Typhoon is a streamlined bicycle I built alongside my teammates from the Human-Powered Vehicles Design Team (HPVDT). It involved performing numerous carbon fibre layups.
Typhoon is made almost entirely of carbon fibre. This includes the wheels, wheel well, and the fairing. The general process we followed to perform a wheel layup is as follows:
Preparations
1. Coat mold with several layers of frekote to prevent the layup sticking to the mold when trying to extract it
2. Prepare your carbon fibre, considering the angles needed for each layer.
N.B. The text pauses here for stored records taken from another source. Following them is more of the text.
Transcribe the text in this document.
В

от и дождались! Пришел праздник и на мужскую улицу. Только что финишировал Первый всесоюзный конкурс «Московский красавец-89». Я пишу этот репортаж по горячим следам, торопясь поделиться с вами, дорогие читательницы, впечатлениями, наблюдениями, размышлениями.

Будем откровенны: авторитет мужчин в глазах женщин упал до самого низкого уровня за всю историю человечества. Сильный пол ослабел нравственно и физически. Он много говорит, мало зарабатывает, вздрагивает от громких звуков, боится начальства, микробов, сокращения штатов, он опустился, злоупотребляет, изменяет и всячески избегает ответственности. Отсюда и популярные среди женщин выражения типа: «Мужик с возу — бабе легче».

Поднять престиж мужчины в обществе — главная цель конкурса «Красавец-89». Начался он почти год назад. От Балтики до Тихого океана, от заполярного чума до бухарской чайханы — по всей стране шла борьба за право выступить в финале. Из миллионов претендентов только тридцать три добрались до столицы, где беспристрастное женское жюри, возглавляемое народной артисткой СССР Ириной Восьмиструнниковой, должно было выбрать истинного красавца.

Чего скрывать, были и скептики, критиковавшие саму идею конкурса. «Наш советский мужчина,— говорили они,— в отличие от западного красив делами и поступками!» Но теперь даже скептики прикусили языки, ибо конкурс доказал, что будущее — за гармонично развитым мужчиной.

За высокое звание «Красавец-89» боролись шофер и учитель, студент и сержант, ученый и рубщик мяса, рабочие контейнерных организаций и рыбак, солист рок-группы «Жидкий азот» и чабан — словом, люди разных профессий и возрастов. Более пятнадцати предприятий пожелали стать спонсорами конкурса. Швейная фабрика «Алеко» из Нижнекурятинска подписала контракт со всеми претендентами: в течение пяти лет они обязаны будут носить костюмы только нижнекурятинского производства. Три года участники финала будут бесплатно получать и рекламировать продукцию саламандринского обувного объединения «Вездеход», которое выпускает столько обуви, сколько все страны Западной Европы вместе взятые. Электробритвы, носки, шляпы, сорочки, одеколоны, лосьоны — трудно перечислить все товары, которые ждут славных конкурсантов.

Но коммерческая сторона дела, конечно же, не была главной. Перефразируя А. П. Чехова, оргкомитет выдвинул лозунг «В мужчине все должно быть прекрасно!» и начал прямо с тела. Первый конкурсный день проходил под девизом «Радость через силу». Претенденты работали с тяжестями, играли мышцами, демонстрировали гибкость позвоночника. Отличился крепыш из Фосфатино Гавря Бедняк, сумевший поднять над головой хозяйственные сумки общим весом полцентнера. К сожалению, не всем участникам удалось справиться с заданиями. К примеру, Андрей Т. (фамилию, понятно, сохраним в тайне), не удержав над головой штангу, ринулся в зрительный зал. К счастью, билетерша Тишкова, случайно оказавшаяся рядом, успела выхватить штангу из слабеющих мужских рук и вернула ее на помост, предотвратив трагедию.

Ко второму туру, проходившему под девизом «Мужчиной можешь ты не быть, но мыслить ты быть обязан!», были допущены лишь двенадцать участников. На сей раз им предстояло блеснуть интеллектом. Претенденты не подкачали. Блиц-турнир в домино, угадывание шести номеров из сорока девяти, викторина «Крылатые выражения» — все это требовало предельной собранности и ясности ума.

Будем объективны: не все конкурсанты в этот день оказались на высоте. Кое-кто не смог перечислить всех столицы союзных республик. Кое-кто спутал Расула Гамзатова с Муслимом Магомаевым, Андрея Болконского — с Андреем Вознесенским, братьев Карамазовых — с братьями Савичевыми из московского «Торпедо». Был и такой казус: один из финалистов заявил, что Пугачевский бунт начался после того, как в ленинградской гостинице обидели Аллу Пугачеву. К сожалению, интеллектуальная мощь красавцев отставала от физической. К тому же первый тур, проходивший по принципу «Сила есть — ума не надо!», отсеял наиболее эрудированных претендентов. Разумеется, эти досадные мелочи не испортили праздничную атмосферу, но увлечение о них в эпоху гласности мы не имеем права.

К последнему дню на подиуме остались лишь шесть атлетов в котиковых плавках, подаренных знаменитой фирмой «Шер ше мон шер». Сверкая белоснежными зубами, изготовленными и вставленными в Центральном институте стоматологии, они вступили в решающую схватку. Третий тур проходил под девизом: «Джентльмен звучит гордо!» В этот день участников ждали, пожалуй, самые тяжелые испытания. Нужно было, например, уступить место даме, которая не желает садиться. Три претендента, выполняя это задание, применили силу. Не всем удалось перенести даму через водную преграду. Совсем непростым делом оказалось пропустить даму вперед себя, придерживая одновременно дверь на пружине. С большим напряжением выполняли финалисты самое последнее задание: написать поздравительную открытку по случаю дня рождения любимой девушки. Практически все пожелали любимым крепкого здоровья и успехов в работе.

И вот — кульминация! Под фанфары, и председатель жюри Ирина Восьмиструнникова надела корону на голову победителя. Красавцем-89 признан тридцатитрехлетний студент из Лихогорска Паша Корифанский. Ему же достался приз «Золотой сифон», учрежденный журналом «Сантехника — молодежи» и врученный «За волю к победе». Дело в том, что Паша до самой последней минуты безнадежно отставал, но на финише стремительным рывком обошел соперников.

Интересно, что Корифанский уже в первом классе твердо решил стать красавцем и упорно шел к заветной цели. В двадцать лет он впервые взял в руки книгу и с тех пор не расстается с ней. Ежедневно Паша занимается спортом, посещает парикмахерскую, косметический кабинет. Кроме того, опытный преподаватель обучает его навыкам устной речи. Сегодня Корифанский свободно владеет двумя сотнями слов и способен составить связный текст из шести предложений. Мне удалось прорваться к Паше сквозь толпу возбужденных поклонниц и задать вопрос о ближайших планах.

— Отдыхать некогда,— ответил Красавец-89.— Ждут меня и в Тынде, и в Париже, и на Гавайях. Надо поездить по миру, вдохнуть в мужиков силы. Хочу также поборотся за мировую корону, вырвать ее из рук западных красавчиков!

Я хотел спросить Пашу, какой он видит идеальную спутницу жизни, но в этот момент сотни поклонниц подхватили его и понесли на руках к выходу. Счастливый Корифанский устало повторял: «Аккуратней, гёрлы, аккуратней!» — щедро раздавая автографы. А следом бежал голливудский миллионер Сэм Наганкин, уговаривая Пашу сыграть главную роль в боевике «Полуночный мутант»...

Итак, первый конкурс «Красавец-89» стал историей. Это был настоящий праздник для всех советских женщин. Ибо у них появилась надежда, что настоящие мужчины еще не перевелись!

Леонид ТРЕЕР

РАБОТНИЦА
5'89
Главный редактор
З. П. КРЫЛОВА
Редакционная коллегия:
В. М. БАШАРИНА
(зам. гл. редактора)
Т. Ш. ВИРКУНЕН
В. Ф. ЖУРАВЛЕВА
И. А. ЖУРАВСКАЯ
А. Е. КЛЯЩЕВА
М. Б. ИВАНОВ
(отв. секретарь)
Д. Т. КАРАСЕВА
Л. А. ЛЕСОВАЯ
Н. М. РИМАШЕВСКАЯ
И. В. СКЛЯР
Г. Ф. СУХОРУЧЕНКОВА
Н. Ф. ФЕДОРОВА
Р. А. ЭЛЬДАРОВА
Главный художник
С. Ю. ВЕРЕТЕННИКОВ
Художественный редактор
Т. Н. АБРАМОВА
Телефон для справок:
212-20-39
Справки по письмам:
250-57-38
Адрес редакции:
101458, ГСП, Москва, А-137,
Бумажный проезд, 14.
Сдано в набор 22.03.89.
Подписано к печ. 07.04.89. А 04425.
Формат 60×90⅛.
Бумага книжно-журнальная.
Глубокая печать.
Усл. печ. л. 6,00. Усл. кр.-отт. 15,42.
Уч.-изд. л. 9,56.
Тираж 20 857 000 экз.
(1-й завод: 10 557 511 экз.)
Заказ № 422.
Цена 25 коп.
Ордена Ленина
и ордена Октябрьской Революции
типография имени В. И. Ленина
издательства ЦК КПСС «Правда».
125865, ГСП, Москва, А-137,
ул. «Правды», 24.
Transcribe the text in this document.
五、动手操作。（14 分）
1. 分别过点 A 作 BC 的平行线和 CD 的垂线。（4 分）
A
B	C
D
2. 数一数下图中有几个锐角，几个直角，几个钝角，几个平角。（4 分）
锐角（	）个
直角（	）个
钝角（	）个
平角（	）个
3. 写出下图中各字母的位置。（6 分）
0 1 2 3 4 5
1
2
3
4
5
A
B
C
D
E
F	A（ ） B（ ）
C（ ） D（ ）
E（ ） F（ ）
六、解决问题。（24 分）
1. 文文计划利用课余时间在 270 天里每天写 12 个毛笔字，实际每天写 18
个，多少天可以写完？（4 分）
My team cut layers of carbon fibre that ran 45 degrees to each other, for a stronger wheel
3. Measure out the appropriate amount of resin and hardener and mix well
Performing the layup
1. Saturate carbon fibre layers with a thin layer of epoxy. Layer these pieces inside the mold, along with foam pieces
2. Reinforce the edges of the layup with strips of uniaxial carbon fibre
3. Vacuum seal
The process for creating the wheel well is similar, except that the foam pieces must be chamfered. We did some layups with perforations in the foam and some without, and it didn’t seem to make a difference in the result. For our fairing layups, we used layered carbon fibre in a 0 30 60 configuration instead of a 0 45, since we decided that the fairing would consist of three layers of carbon fibre instead of two, and wanted the change in angles to occur evenly across the three layers.